Dans la seule ville de Bambari en l’espace d’une semaine, du 23 au 27 décembre, les humanitaires ont subi trois attaques à main armée. Dans ce contexte délétère, les organisations humanitaires n’ont d’autres choix que réduire leur présence et l’intensité de leurs activités dans les zones où elles sont en insécurité. A cet égard, le Chef du Bureau d’OCHA, Joseph Inganji a rappelé que «l’action humanitaire n’a d’autre raison d’être que de sauver des vies ». «S’attaquer aux humanitaires revient à s’attaquer aux populations les plus vulnérables, celles qui ont besoin d’une assistance souvent vitale » a-t-il regretté.

Au cours du dernier trimestre l’attisement des foyers de violence a fait plus de 70 000 nouveaux déplacés. Sur certains axes, les humanitaires ne peuvent atteindre les déplacés cachés dans la brousse du fait de l’insécurité. L’impact le plus négatif de la réduction de l’espace humanitaire est donc ressenti par les plus démunis.

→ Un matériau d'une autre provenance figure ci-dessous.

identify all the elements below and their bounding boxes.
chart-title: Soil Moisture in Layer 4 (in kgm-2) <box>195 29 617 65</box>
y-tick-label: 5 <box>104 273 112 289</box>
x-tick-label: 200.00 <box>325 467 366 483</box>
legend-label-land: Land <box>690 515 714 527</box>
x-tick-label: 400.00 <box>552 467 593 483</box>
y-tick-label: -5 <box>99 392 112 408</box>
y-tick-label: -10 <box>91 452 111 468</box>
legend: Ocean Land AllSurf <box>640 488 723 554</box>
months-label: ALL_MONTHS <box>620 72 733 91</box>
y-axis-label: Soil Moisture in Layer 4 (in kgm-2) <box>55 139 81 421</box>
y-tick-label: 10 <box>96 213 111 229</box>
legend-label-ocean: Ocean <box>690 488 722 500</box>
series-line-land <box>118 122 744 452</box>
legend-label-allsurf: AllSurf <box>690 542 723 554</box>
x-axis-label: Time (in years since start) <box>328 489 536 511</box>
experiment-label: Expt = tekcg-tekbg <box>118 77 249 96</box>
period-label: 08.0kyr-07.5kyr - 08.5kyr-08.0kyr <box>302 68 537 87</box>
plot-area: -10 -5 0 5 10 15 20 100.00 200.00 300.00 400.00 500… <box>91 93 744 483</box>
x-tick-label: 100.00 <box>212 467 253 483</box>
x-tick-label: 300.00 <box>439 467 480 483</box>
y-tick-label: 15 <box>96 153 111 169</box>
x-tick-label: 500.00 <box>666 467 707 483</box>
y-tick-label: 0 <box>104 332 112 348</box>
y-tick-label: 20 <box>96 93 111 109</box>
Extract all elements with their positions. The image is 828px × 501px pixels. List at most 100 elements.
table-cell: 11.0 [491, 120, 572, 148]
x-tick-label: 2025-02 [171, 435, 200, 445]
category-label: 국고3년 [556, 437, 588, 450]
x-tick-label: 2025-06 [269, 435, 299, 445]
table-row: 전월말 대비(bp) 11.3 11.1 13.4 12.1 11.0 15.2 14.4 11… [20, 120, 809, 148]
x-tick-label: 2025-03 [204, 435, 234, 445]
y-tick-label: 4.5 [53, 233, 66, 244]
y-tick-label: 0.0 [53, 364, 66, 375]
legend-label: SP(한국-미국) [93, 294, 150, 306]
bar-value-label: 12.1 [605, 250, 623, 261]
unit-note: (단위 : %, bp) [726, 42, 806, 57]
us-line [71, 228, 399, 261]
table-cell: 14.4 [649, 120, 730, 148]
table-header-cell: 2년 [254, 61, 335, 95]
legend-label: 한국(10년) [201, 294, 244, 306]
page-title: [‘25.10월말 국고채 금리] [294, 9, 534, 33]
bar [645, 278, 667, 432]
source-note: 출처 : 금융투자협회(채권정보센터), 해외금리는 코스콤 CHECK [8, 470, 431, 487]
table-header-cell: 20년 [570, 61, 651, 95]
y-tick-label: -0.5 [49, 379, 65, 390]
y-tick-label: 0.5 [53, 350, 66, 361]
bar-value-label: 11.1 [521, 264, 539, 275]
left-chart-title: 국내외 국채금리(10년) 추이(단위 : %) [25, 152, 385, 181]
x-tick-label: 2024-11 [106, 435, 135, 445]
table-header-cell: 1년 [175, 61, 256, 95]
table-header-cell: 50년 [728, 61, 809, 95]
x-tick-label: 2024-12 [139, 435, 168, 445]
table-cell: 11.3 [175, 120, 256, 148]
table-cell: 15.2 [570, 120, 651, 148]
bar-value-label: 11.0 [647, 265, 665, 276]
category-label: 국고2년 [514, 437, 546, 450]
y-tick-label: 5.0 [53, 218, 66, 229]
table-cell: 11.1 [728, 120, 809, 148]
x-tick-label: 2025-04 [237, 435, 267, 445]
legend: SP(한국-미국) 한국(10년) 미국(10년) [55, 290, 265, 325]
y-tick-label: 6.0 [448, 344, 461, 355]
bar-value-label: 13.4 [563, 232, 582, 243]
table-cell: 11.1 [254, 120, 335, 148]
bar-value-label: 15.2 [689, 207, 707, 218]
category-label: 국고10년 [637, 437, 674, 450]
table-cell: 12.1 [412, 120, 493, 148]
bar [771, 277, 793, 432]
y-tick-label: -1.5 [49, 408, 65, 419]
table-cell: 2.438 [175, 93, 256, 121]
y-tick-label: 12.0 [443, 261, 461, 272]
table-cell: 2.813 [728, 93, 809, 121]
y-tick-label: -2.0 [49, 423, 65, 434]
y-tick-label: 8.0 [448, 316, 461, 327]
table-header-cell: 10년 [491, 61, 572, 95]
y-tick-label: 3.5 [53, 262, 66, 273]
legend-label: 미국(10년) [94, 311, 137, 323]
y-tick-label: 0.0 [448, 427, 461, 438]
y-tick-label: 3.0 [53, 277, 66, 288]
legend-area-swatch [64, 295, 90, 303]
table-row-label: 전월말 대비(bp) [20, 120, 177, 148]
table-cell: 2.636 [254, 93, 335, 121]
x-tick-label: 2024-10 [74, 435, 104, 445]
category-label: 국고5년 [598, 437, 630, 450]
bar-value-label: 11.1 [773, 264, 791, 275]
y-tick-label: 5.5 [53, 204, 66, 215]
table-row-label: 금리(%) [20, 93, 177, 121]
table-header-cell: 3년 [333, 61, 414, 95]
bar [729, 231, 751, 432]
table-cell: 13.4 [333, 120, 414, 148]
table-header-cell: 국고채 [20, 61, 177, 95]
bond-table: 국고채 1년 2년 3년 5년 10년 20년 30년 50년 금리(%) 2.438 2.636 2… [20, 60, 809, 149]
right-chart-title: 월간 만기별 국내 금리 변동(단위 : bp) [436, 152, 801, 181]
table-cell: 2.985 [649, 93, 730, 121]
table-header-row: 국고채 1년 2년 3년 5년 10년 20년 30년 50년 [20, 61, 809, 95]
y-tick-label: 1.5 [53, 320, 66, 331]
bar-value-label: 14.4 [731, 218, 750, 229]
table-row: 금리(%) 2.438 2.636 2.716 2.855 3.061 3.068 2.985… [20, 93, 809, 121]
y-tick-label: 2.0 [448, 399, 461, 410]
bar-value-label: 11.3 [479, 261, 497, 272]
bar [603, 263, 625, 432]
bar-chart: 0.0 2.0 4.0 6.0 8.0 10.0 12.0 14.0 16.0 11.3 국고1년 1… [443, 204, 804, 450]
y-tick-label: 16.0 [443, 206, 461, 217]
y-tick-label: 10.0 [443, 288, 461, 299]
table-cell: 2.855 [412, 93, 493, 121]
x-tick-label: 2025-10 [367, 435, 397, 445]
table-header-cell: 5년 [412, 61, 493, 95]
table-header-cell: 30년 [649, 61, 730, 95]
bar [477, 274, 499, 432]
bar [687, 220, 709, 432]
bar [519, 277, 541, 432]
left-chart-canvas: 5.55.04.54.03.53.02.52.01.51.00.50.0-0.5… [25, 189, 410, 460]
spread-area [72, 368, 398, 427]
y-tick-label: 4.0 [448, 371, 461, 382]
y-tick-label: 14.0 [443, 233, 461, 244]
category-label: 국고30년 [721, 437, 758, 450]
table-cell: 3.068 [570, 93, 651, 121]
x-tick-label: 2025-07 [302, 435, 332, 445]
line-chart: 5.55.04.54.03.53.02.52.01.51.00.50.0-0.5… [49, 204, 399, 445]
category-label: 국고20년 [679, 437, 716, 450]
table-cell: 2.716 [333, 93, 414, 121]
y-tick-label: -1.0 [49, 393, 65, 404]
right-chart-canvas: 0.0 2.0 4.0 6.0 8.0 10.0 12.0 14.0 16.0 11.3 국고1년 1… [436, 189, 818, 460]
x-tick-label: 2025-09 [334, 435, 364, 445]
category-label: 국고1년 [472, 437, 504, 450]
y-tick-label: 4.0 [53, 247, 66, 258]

En 2017, 1,6 millions de Centrafricains auront encore besoin d’une assistance humanitaire. Ainsi, le Chef du Bureau d’OCHA a appelé «les instigateurs de l’insécurité et les auteurs des actes de violence envers les acteurs humanitaires à mettre l’intérêt des Centrafricains, surtout les plus faibles, au-dessus de toute considération ».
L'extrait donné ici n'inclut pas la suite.